The company will invest Rs 14 crore for these 100 stores, he added.
According to a AC Nielson study (deployed by Diamond Fabcare), the drycleaning business is worth Rs 3,000-3,500 currently and is growing at 20-25 per cent.
There are 12,000 regsitered stores with an average load of 100 clothes per day, the study added.
''Only one-third of this Rs 35,000 crore market is approachable as the market will always be dominated by independent players. We aim to have a five per cent market share of that market in the first year of operations,'' Mr Maheshwari said.
Diamond Fabcare also plans to set up 200-300 pick and drop centers and a central supply chain and processing facility to facilitate its growth.
''We are looking at the upper middle class and the youth as they are experimenting with fabrics. They are more brand conscious and want the best care for their clothes and wouldn't mind spending more for it,'' Mr Maheshwari said.
The tie-up with Brown Gouge will help in technical support. Brown Gouge is a 93-year old leader in dry cleaning and laundry industry.
''This collaboration will be a stepping stone for us. We want to understand the Indian market,'' Brown Gouge Co-Promoter Tim Mottin said.
He, however, refused to comment on whether the company would venture out in the Indian market at later stages.
Wardrobe has set up a centralised facility in Noida with an investment of Rs 12 crore. It has a capacity of handling 15,000 garments a day. The equipments have been imported from Europe and the US.

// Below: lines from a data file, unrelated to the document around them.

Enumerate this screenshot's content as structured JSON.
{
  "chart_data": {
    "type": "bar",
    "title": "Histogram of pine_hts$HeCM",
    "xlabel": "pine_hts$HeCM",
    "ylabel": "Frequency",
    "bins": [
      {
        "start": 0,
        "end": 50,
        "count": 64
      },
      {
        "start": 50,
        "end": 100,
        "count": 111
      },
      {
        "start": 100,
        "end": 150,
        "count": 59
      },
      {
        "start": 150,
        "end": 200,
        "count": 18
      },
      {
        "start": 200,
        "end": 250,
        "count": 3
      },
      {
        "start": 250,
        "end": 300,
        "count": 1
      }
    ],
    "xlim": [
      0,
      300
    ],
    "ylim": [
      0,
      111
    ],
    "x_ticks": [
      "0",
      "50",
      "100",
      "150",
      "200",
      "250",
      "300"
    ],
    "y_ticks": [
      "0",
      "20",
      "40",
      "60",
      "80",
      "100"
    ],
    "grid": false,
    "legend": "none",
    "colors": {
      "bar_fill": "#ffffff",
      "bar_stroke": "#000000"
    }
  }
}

The company has plans to venture out to Tier II cities by 2011-12 as the ''market is not ready''.
''The drycleaning business is still dominated by unorganised players. Its difficult to register presence given the high land costs and machinery. The pricing has been kept above the normal rates but the product offering is competitive,'' Mr Maheshwari said.
The company expects to clock an income of Rs 192 crore by 2013-14.
''We expect our business to have a 70:30 ratio with retail business sharing the major portion and institutional business (hotels, airlines etc) having the rest,'' Mr Maheshwari said.